Iraqi poet and Poetry Translation Centre (PTC) workshop leader Worod al-Musawi has called translation “the most exhausting form of creativity one can do.” She recently spoke to The Conversation Papers about translation and Iraqi poetry. Here at ArabLit, she answers questions about her work with the PTC. This is part II of a series that began with PTC founder Sarah Maguire.
ArabLit: It looks like you’ve been involved in four poetry translation workshops thus far. First, you come up with a “literal” translation. This seems like a very fraught designation to me. What is your process for deciding the “literal” translation? How long do you spend on it?
Worod Musawi: Before answering this question I need to address what translation means for me. I believe that translation is not only based on language—it’s not just the transformation of one language into another. You can’t call yourself a translator simply because you speak two languages. Translation is a transformation from one culture to another, through the medium of language. Each language has its own rhetoric, metaphors; its own deep and surface levels of meaning.
Also, we have to admit that the Arabic language has a huge and massive level of rhetoric and metaphor. In the Arabic language every single small thing can be turned into a metaphor. One sentence in Arabic can turn into a hundred pages, or a hundred pages be represented in the meaning of just one sentence. In comparison English is a limited language, an accurate language. So it’s difficult to be a translator if you don’t understand both cultures.
So the question I need to answer is: How I can transfer the real meaning from one culture to another? And how can I link both cultures in one piece of work? Because of this, before I start a translation I need to read the poem first and decide if this poem works in the other culture, or if I can translate it in a way that the other culture can accept. Then I start the literal translation.
A literal translation takes me one or two hours if it’s a ten-line poem. But it could take me up to one week for the poetic translation, for the meaning to come out. My goal as a poet and a critic is to translate the poem without taking from it—I want to enrich the original poem and give to it.
AL: These new poetry sessions are specifically for Arabic speakers? The July 12 event says you’ll be working on “literal” translations of Omani poetry. What does “literal” translation mean here? Is it possible to separate a literal meaning from form and sound?
WM: The Poetry Translation Centre uses a two-step translation process. First, native language speakers create a literal translation, then a team of regular workshop members work together to create a final translation. In these new workshops we are focusing on creating the literal translation as a way to introduce people to this process of translation. We are asking people who are native Arabic speakers to come along and help us do a line by line literal translation of important Arabic poets. Later that literal translation will be taking on to one of the core PTC workshops where the poet Sarah Maguire will lead her regular team of translators in turning the poems into good new poems in English.
In the first session on May 17th we translated a poem by the Iraqi poet Hazim al-Temimi—that literal translation will be workshopped on June 13th.
On July 12th, we will be working on creating literal translations of the work of Saida Khater from Oman.
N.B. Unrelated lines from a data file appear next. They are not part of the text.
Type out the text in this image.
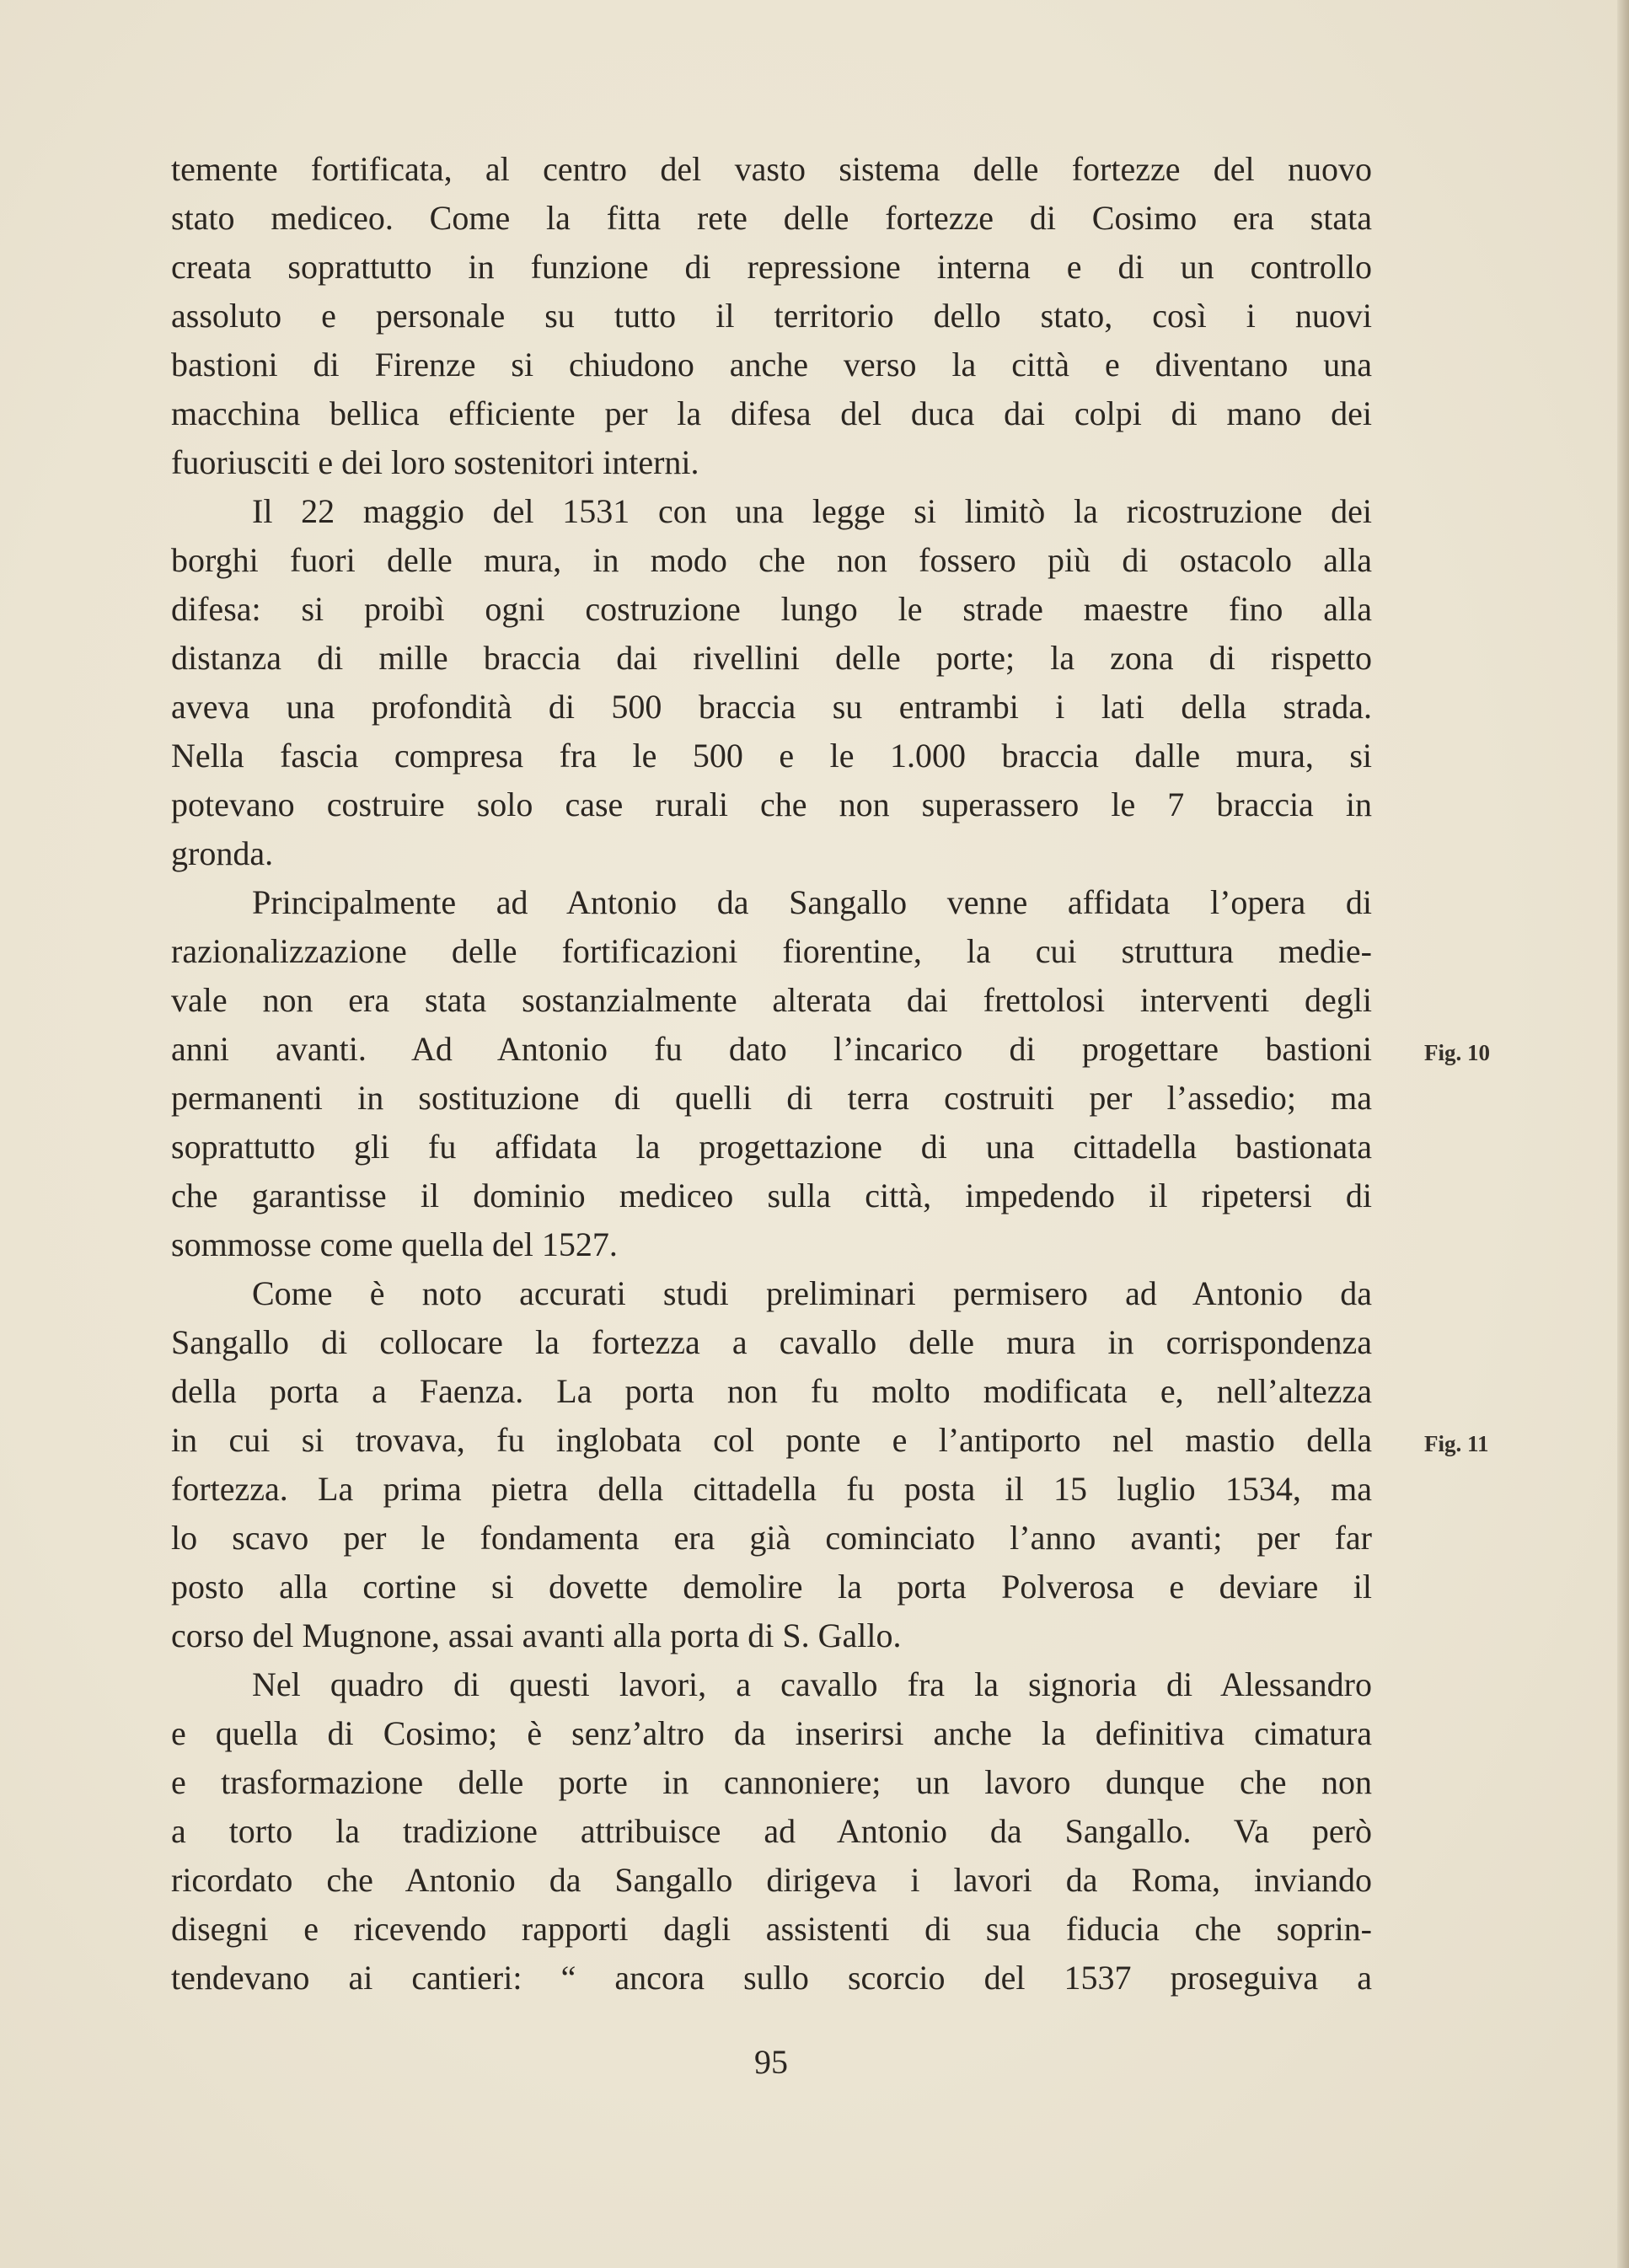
temente fortificata, al centro del vasto sistema delle fortezze del nuovo
stato mediceo. Come la fitta rete delle fortezze di Cosimo era stata
creata soprattutto in funzione di repressione interna e di un controllo
assoluto e personale su tutto il territorio dello stato, così i nuovi
bastioni di Firenze si chiudono anche verso la città e diventano una
macchina bellica efficiente per la difesa del duca dai colpi di mano dei
fuoriusciti e dei loro sostenitori interni.
Il 22 maggio del 1531 con una legge si limitò la ricostruzione dei
borghi fuori delle mura, in modo che non fossero più di ostacolo alla
difesa: si proibì ogni costruzione lungo le strade maestre fino alla
distanza di mille braccia dai rivellini delle porte; la zona di rispetto
aveva una profondità di 500 braccia su entrambi i lati della strada.
Nella fascia compresa fra le 500 e le 1.000 braccia dalle mura, si
potevano costruire solo case rurali che non superassero le 7 braccia in
gronda.
Principalmente ad Antonio da Sangallo venne affidata l’opera di
razionalizzazione delle fortificazioni fiorentine, la cui struttura medie-
vale non era stata sostanzialmente alterata dai frettolosi interventi degli
anni avanti. Ad Antonio fu dato l’incarico di progettare bastioni
permanenti in sostituzione di quelli di terra costruiti per l’assedio; ma
soprattutto gli fu affidata la progettazione di una cittadella bastionata
che garantisse il dominio mediceo sulla città, impedendo il ripetersi di
sommosse come quella del 1527.
Come è noto accurati studi preliminari permisero ad Antonio da
Sangallo di collocare la fortezza a cavallo delle mura in corrispondenza
della porta a Faenza. La porta non fu molto modificata e, nell’altezza
in cui si trovava, fu inglobata col ponte e l’antiporto nel mastio della
fortezza. La prima pietra della cittadella fu posta il 15 luglio 1534, ma
lo scavo per le fondamenta era già cominciato l’anno avanti; per far
posto alla cortine si dovette demolire la porta Polverosa e deviare il
corso del Mugnone, assai avanti alla porta di S. Gallo.
Nel quadro di questi lavori, a cavallo fra la signoria di Alessandro
e quella di Cosimo; è senz’altro da inserirsi anche la definitiva cimatura
e trasformazione delle porte in cannoniere; un lavoro dunque che non
a torto la tradizione attribuisce ad Antonio da Sangallo. Va però
ricordato che Antonio da Sangallo dirigeva i lavori da Roma, inviando
disegni e ricevendo rapporti dagli assistenti di sua fiducia che soprin-
tendevano ai cantieri: “ ancora sullo scorcio del 1537 proseguiva a
Fig. 10
Fig. 11
95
Anyone based in London who speaks Arabic is very welcome to join us! http://omanworkshop12july.eventbrite.com/
AL: Do the PTC workshops enhance your relationship to words or poetry? What do you feel you take from the workshops?
WM: For me words and poetry are one, I can’t separate words from poetry. Before I started attending and then leading these PTC workshops I refused to translate my work or anyone else’s because of this fear that translation could only take away from a poem’s meaning, never give to it. But when I first started coming to the workshops I was surprised by how much the translation process can add. When you have a group of 5-10 people sitting together judging a literal translation, figuring out the precise word to use, quizzing the literal translator about his or her intentions… I’d never seen that before. I think when you have one sole translator working on a poem it leads to poor quality translations, and we’ve seen a lot of that with Arabic to English translation. But the group process goes so much deeper… it’s a kind of judgment. It thrilled me. That’s why I’m involved with the Poetry Translation Centre, because I believe that Arabic poetry until hasn’t had enough good quality translations.
AL: Are there poetry translations you’re working on for publication? Is poetry translation (Arabic-English or English-Arabic, or other) something you want to focus on? Why?
WM: Other than this work I’m not doing any other translations for publication, because the PTC has kidnapped me from poetry and that’s enough for now! Aside from the work I do for them, I need to focus on my own poetry and my photography.
AL: Your bio lists your forthcoming volume with only an English title, What the Bullet Whispered to the Head. (Lovely title, by the way.) Is it forthcoming in English translation?
WM: It’s coming out in Arabic ( ما قالته الرّصاصةُ للرأس), and it will be published in Jordan by Dar Fadaat. Hopefully in September!